Corporate IT executives are planning even deeper cuts in their 2002 budgets and are trying to squeeze better pricing out of technology vendors to meet that goal, according to survey data compiled this week from Meta Group Inc.
Sixty-two percent of IT executives surveyed this month by Meta Group said that they plan to further cut their 2002 IT spending plans by the end of this year, Howard Rubin, an executive vice president and research fellow at Meta Group, told eWEEK on Thursday. In the worst case, 27 percent plan to slash between 15 percent and 20 percent more from their spending plans. The other 35 percent plan on cutting less than 15 percent more. Only 38 percent planned to make no additional changes to next years IT budgets.
The news should be doubly worrisome for tech vendors because companies are doing more than just dropping IT projects or staff. Theyre also working to renegotiate contracts with key vendors to lower the cost of the technology they already have in place, Rubin said.

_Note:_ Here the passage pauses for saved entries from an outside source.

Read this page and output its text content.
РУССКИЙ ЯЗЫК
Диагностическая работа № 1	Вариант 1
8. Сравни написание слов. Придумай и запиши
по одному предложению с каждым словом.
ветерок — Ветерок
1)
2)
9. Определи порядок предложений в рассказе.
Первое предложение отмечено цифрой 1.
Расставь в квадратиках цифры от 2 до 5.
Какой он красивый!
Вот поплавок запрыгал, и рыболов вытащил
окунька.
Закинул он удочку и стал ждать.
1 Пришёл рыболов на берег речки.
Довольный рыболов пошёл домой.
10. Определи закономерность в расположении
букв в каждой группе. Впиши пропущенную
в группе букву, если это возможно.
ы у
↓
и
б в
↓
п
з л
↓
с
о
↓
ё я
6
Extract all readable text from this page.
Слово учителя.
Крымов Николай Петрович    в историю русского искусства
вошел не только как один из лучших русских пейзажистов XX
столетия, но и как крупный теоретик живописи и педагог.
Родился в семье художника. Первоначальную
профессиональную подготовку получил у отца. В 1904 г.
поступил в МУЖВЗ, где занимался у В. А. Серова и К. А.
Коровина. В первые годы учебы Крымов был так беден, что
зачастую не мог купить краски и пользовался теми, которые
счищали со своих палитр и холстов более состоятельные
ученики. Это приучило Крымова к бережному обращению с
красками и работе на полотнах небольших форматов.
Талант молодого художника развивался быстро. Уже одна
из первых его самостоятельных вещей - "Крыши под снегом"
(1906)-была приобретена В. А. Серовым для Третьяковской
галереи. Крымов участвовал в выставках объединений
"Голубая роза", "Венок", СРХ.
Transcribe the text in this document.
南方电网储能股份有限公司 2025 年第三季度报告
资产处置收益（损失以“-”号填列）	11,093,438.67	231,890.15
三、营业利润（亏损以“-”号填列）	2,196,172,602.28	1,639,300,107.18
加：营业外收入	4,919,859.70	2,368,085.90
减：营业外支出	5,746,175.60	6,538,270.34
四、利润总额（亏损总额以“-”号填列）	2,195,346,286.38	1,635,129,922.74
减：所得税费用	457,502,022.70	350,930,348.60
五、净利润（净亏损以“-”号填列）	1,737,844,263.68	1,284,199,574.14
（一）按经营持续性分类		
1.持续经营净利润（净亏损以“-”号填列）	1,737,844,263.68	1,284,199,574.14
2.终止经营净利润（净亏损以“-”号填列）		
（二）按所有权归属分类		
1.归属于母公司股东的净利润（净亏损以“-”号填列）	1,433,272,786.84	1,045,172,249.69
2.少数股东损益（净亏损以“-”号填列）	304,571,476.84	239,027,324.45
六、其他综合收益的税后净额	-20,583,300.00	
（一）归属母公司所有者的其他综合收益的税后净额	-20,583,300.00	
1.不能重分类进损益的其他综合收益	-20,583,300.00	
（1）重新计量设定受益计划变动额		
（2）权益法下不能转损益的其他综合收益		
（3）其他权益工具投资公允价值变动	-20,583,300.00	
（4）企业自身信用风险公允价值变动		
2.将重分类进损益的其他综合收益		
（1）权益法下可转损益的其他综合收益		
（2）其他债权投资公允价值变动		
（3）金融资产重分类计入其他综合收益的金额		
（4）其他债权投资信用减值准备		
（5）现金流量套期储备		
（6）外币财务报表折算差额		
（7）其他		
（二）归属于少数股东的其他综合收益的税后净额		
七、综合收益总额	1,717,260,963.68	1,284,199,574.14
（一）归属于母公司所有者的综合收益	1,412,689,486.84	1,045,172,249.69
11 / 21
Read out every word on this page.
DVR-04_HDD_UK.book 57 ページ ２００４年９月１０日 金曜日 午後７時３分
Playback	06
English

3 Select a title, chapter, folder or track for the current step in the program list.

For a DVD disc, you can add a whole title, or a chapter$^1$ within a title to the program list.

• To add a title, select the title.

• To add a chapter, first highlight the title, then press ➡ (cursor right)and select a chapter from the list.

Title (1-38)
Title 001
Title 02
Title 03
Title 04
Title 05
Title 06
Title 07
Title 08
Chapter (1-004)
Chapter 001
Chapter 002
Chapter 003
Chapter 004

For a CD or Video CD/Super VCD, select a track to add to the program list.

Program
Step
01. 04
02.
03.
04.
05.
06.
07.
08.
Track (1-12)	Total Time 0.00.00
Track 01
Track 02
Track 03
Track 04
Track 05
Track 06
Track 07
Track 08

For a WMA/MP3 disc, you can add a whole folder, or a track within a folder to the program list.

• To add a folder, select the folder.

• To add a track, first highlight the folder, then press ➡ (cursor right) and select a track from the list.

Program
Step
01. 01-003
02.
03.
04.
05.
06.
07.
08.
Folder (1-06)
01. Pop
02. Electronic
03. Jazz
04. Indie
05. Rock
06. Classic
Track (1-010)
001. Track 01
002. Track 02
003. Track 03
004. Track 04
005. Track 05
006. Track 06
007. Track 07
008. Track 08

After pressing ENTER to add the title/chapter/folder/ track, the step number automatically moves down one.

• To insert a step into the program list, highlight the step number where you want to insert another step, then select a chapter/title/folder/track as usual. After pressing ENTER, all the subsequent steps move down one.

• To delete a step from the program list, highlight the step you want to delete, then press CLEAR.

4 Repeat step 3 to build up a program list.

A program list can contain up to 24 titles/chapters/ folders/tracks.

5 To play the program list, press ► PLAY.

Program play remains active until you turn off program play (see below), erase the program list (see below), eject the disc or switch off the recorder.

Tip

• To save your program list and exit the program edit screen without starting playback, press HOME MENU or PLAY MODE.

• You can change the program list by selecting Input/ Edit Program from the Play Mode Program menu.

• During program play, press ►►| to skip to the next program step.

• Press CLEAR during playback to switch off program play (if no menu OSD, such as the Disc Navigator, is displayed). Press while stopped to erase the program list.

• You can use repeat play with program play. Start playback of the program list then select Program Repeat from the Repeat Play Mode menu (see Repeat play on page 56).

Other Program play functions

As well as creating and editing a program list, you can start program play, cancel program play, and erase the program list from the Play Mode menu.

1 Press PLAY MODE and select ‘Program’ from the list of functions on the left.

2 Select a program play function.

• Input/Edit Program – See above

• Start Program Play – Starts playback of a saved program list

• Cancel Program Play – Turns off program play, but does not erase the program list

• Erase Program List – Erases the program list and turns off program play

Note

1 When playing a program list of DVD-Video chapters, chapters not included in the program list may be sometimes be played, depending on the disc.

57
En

The majority of IT executives, 54 percent, are seeking to renegotiate a third or more of their contracts, and another 36 percent are attempting to rework less than a third of their contracts. Only 10 percent are leaving their vendor contracts untouched, Rubin said.
“The data has shown that as things got bad this year, about 55 percent of companies cut staff,” Rubin said. “Staff is easy, so then they had to save more money, so they put initiatives on hold–like [enterprise resource planning] and [customer relationship management]. After you do the easy things, where do you go next? Where else you can get a fast hit is to call your vendors.”
The most recent findings from Meta Group, based in Stamford, Conn., are based on weekly surveys of a portion of its database of 10,000 companies worldwide. The results come after the IT market research company in late October announced that it expects corporate IT spending to fall in 2002 for the first time ever. Its projection at that time was for a 2 percent to 5 percent drop in IT spending as a percentage of revenue in 2002 compared with 2001. That has worsened to 11 percent, Rubin said.
“Its almost like last-minute stock selling,” Rubin said. “Were seeing end-of-the-year adjustments in IT spending.”